Re: const and ABCs

From:
"Earl Purple" <earlpurple@gmail.com>
Newsgroups:
comp.lang.c++.moderated
Date:
1 Oct 2006 05:56:56 -0400
Message-ID:
<1159661379.256566.300020@h48g2000cwc.googlegroups.com>
seanf wrote:

Hi group

Should I ever declare pure virtual functions const in an ABC?


Yes, when the method is not intended to change the state of the object.

Whether or not implementations change their state seems to be none of
the interface's business. Also, if I get it wrong, I can't un-const a
function in future without perhaps breaking existing callers.


I do have a few occasions where it is optional whether or not the
derived class will change its state. In those occasions I make the
function non-const.

For those other occasions where the change of state is only
implementation detail, there is always mutable.

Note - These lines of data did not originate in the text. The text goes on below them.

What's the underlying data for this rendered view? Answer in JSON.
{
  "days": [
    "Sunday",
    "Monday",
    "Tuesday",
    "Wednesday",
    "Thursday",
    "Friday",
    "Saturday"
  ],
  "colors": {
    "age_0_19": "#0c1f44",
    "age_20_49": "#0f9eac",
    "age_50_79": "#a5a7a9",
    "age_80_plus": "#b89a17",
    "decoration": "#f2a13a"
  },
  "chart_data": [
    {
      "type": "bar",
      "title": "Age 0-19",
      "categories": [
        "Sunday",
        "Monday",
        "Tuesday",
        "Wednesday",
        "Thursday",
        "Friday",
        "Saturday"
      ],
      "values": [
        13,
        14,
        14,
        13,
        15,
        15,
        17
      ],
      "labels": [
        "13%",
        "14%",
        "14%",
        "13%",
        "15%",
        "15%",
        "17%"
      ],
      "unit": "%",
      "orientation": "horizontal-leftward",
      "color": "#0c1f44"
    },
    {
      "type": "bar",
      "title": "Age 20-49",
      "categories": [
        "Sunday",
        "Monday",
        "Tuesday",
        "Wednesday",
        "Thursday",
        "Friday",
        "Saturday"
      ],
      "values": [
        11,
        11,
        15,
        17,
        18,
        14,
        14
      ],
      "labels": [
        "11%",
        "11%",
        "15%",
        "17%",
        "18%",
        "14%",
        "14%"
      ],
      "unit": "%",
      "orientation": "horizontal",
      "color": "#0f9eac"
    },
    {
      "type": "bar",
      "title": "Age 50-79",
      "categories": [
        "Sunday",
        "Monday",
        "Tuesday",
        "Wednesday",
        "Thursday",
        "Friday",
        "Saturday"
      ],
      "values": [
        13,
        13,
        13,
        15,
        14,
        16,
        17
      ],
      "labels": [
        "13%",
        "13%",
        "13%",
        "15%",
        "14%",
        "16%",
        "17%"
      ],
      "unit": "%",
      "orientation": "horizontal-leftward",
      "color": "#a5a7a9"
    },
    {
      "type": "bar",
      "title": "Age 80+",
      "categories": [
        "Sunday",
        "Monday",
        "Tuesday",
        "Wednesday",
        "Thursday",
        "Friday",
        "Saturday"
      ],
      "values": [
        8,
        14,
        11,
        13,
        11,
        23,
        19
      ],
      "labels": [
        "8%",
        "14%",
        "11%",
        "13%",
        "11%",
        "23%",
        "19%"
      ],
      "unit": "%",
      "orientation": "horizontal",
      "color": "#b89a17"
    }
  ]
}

On the other hand, if I don't, I can end up with embarrassingly
non-const getName() and the like in an otherwise const-correct
implementation class.


The answer lies in whether if you call getName() twice in a row without
any other method being called, the answer will be the same both times.

If you'd expect the answer to always be yes then the method is const,
even if the class that implements it retrieves the value from somewhere
remote on the first instances and caches it, and then on the 2nd
instance simply returns the cached value.

If getName() runs through a list and thus returns you different names
each time you call it, then effectively it's a logical change of state
and the method is logically non-const.